Meet Dairy Farmers: Peter and Enda

Learn about Peter and Enda, father and son dairy farmers raising their cows on lush, green pastures in the countryside of Ireland

4th generation dairy farmers, Peter (left) and Enda (right).

Father and son, Peter and Enda, are 4th generation dairy farmers in the countryside of Ireland, where rolling hills of lush, green farmland stretch as far as the eye can see.  

Their farm began on 20-30 acres in the 1840s by Peter’s great-great-grandfather. Today, Peter and Enda care for over four times that acreage, amounting to all the grazing space a cow could dream of.

“You get the best milk from cows when they’re stress free and happy. They have everything they want here, and they’re comfortable as they can be.”

Peter and Enda are a two-man team with a strong relationship and working dyamic. “It’s more or less just ourselves. If dad’s away, then I look after things, and if I’m away, he’ll look after it.”

Enda joined his father on the farm full-time in 2018. Before that, he helped Peter on nights and weekends while attending college in Dublin, studying animal science and agriculture. Later, he worked on various farms as an advisor for best practices on grass management, breeding, and finances. Put simply, he’s pleased to be home.

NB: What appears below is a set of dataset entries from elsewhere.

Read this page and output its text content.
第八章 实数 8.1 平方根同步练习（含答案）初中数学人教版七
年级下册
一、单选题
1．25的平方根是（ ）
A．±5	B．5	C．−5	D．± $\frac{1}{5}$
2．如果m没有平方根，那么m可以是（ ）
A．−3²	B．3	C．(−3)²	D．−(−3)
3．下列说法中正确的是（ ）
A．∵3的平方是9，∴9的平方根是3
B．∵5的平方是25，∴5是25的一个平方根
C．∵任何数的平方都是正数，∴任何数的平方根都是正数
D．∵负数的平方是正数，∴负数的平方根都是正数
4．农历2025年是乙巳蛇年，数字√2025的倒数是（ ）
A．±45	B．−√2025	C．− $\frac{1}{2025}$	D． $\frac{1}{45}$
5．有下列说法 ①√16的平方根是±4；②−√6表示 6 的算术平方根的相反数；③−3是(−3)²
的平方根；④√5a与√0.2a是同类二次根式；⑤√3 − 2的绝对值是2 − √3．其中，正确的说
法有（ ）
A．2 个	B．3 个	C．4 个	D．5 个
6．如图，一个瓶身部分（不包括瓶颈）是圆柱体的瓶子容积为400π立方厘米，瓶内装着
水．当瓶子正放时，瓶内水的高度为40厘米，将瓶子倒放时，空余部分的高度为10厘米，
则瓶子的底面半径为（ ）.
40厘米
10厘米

“It’s important to continue the family farm – it’s been around forever. It’s also lovely being out in the countryside and having this freedom. Plus, I like talking to cows more than I like talking to people,” Enda laughs.

Each morning, Peter and Enda start their chores at 7 am. The early hours of the day are spent milking. Then, two short hours later, at 9 am, it’s time to let the girls out. Peter and Enda slide the blue-painted barn’s door open and guide their herd to the pasture. The cows don’t hesitate one bit – running straight to the fields, excited for a day of munching nutrient-rich grass!

“It’s much healthier for the cow to be out in the field. Grass is the best feed for them to produce the highest quality of milk.”

Peter and Enda practice pasture rotation to keep the grass rich and lush for their girls. Once a pasture has been grazed, they top the clean, freshly grazed ground with a slurry of manure. This process helps them get the most of their resources, while optimizing the nutrients within the next growth cycle of grass.

“The slurry is one of the most valuable resources on the farm and it’s important that we get the most use out of it,” Peter notes.

Speaking of natural resources and efficiency, Peter and Enda will happily geek out over genotyping, a program that ensures they breed cows that sustainably produce plenty of milk for years to come. “What we’re looking at is reducing the carbon footprint,” Enda looks up at his father and continues, “There’s nothing dad loves more than an animal that is going to produce a lot of milk, while also being impactful upon the environment.”